Uke was a very successful farmer, raising hay and grain and wonderful red potatoes and he provided employment for several young men, including Carl and Melvin Day and Richard Greenland, to provide them the means to serve missions. A potato cellar, a machine shop and a Quonset building that he erected are still standing in 2018. After a few years he became one of the most respected men in Highland. They became the parents to six children: Ronald, Carolyn, Donna, Geraldine, Jay Dee and Vicki. He was one of the forces behind the Highland culinary water installation in the late fifties and served as president of the water company. He was instrumental in the development of the Alpine Country Club in 1958. He later served as Utah County Commissioner for six years, 1973 - 79, served on the National Association of County Officials and on the Economic Development Committee. He also served as Utah County Farm Bureau President, Director of Utah State Farm Bureaus, board member of County Mutual Life Insurance and on numerous agricultural and irrigation boards, state and local.
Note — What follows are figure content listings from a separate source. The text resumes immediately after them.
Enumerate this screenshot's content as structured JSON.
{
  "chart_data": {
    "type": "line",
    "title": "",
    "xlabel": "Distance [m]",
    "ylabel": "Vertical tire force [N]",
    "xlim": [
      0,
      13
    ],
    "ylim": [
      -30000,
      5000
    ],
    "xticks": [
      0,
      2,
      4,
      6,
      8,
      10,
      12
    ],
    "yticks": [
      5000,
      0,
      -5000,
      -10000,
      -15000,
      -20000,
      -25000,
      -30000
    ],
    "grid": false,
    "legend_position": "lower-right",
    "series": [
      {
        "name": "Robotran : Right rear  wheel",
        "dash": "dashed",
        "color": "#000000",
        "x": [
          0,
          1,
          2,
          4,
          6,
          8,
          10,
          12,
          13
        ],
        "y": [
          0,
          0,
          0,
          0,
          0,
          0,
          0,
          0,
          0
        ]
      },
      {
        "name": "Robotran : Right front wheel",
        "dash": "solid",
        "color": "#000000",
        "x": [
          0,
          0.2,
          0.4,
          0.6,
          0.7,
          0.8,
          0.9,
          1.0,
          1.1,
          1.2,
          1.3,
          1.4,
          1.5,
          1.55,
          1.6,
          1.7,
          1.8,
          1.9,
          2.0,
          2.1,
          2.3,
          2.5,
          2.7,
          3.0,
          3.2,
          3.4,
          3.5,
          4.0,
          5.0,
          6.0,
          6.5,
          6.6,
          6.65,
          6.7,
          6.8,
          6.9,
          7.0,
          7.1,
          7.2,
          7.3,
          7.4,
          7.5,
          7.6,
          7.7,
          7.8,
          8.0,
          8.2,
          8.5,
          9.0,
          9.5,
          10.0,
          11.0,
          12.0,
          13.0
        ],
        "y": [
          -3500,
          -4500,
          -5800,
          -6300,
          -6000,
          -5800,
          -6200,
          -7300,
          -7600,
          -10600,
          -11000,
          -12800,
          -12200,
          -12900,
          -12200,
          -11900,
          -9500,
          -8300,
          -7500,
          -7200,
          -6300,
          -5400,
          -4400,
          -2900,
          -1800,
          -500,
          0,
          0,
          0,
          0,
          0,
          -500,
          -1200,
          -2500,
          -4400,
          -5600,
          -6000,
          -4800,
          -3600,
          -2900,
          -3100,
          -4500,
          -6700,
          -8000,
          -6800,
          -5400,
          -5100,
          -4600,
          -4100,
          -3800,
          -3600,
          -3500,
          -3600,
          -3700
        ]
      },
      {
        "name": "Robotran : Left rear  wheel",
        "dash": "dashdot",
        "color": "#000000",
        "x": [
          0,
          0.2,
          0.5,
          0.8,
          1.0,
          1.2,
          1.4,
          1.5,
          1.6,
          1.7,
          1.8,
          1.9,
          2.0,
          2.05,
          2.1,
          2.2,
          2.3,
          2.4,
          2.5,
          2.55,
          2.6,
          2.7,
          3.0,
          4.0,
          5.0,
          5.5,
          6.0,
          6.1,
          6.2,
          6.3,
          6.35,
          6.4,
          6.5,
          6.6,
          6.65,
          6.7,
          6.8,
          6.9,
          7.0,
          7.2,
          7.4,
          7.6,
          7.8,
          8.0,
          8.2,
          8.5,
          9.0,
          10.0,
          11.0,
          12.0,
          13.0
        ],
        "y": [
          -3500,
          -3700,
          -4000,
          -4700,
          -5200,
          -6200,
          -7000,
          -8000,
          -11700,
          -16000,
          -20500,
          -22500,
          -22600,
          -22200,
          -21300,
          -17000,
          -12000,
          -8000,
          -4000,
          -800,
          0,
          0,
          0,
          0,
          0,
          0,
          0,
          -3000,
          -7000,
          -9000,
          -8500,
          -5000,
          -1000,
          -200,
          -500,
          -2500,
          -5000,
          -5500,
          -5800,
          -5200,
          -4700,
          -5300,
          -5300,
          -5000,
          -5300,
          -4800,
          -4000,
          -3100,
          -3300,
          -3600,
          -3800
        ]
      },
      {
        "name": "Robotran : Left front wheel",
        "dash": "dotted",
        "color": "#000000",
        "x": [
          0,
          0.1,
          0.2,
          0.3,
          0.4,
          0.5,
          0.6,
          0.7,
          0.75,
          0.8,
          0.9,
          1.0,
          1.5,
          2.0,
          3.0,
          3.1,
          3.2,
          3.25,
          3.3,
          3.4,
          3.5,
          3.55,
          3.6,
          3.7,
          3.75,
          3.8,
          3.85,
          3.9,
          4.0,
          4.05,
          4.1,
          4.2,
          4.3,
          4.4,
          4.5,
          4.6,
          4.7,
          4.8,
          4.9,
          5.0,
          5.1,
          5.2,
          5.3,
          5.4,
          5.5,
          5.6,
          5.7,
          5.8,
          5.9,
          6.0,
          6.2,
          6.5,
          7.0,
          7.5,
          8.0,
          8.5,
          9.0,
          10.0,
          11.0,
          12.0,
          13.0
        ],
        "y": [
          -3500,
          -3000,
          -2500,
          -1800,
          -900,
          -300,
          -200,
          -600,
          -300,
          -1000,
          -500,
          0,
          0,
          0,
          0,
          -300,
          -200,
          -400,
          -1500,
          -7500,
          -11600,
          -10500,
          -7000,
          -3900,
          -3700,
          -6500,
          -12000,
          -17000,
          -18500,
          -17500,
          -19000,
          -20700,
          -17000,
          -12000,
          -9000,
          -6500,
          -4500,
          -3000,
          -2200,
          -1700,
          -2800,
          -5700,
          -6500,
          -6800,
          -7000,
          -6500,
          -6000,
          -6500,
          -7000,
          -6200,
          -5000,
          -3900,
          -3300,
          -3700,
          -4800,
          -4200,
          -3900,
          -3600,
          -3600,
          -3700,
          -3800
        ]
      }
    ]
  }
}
In the Church he served in two bishoprics, as Sunday School president, Ward Clerk, Financial Clerk, High Priest Group leader and as a teacher of teachers, priests and Sunday School. He served many years in the Boy Scouts of America. Mary was vice president of the Japanese American Citizens League Auxiliary and was active in Utah State Social Services, PTA and served in several Church Auxiliaries. They served together in the Tokyo, Japan Temple, where Uke was first counselor to the president from 1980 to 1983.
Uke and Mary were chosen to be Grand Marshall's of the 1991 Highland Fling Parade. Uke will always be remembered for his sense of humor, sage advice and his generous and kind spirit.
Mary died March 19, 1993, and in 1994 or 1995 Uke married Gene Shimizu and they were later divorced. He married Betty Hisaye Shiba Nakamura on November 16, 1996. Yukus died August 22, 2007, and Betty died February 4, 2017. Yukus and Mary are buried in the Salt Lake City Cemetery.